Wal-Mart and other retailers move to test alternative to Apple Pay
Mobile Pay has been a hot topic in the retail sector, especially as consumers become more comfortable using their phones to complete simple tasks like depositing checks, ordering online or hailing a cab.
A consortium of retailers from Wal-Mart and Target to CVS Pharmacy are working on their own versions of mobile pay for the past three years. CurrentC was developed under the Merchant Customer Exchange (MCX) with input from the retail consortium. This new mobile pay option is ready for beta testing in roughly a half dozen stores in the Columbus, Ohio, market, according to Brian Mooney, CEO of the exchange.
"We are currently in a beta with several of our merchants and employees, and we will now extend that beta to the public in the next few weeks," Mooney recently told Reuters.
He did not provide specifics about timing or name the participating retailers. MCX's 40 merchant partners operate nearly 110,000 retail locations and process about $1 trillion in purchases every year.
The mobile pay platform lets shoppers pay for their items using their phones and joins Apple Pay as well as Google Wallet which have been in the market for several months. Acceptance of mobile pay has been slow by consumers, at the same time smart phone usage on the whole has continued to escalate.

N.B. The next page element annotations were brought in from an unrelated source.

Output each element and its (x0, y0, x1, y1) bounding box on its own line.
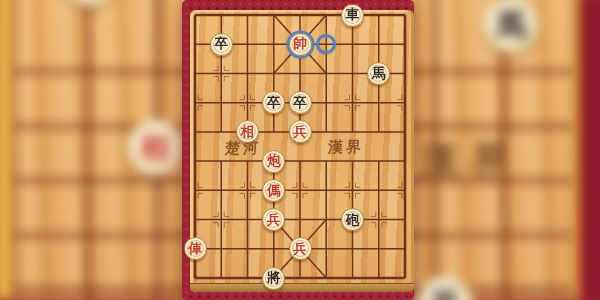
piece-red-cannon[interactable]: 炮 (262, 150, 285, 173)
board-grid[interactable]: 楚河 漢界 車卒帥馬卒卒相兵炮傌兵砲俥兵將 (195, 15, 405, 278)
river-label-han: 漢界 (327, 138, 364, 157)
background-frame-right (579, 0, 600, 300)
piece-red-chariot[interactable]: 俥 (184, 237, 207, 260)
piece-black-soldier[interactable]: 卒 (210, 33, 233, 56)
piece-black-chariot[interactable]: 車 (341, 4, 364, 27)
xiangqi-board: 楚河 漢界 車卒帥馬卒卒相兵炮傌兵砲俥兵將 (182, 0, 414, 300)
piece-black-soldier[interactable]: 卒 (289, 91, 312, 114)
piece-red-soldier[interactable]: 兵 (289, 237, 312, 260)
piece-black-general[interactable]: 將 (262, 267, 285, 290)
background-bevel-left (0, 0, 12, 300)
background-piece: 相 (127, 120, 184, 177)
background-river-text: 漢界 (420, 135, 521, 186)
game-screen: 漢界 馬相卒 楚河 漢界 車卒帥馬卒卒相兵炮傌兵砲俥兵將 (0, 0, 600, 300)
piece-black-cannon[interactable]: 砲 (341, 208, 364, 231)
piece-red-horse[interactable]: 傌 (262, 179, 285, 202)
piece-red-soldier[interactable]: 兵 (289, 120, 312, 143)
piece-red-general[interactable]: 帥 (289, 33, 312, 56)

“We have been listening to what our customers want in this area. Adoption has been slow, but over time it will happen,” Neil Ashe, CEO of Walmart Global E-commerce, has said about the technology.
He said Wal-Mart is building mobile pay capability into its mobile app and in-store technology so it can be turned on when the time is right and the customer says they want it.
“We will probably do something with mobile pay in the future, just not right now,” Ashe said in June. “We have invested a significant amount of effort into the development of CurrentC and that consortium and their product. We feel like they have made great progress down the path. Wal-Mart will start to test some of those things and you will see us do more and more of that over the next year or so.”
Ashe said the way Wal-Mart plans to win is to integrate technology throughout the entire business and merge e-commerce and in-store capabilities seamlessly so the customer gets what they want, and when and how they want it.
An informal sampling from consumers by The City Wire regarding CurrentC and other mobile pay options indicates there is resistance to adoption. While there were no millennials in this informal survey cohort, the respondents between the ages of 35 to 70 said they were “not interested” in using mobile pay when shopping brick and mortar retailers. The biggest reason for the disinterest was the fear of hackers.
However, a respondent in Portland, Oregon, said as a new resident in that city she’s noticed more consumers are using mobile pay and though she doesn’t have it yet, it is something she plans to adopt in the future.
Another survey by Verifone Systems Inc. released in January found that mobile wallets accounted for about 4% of overall payments for U.S. in-store retail transactions.
Mooney said adoption has been slow but said CurrentC hopes to improve customer adoption rates by offering shoppers loyalty rewards every time they use their phone to make a payment, a feature most of its competitors do not offer. He said retailers who offer the CurrentC service also will be able to reduce their card processing fees charged by existing networks which can range from 1% to 3% of the transaction amount.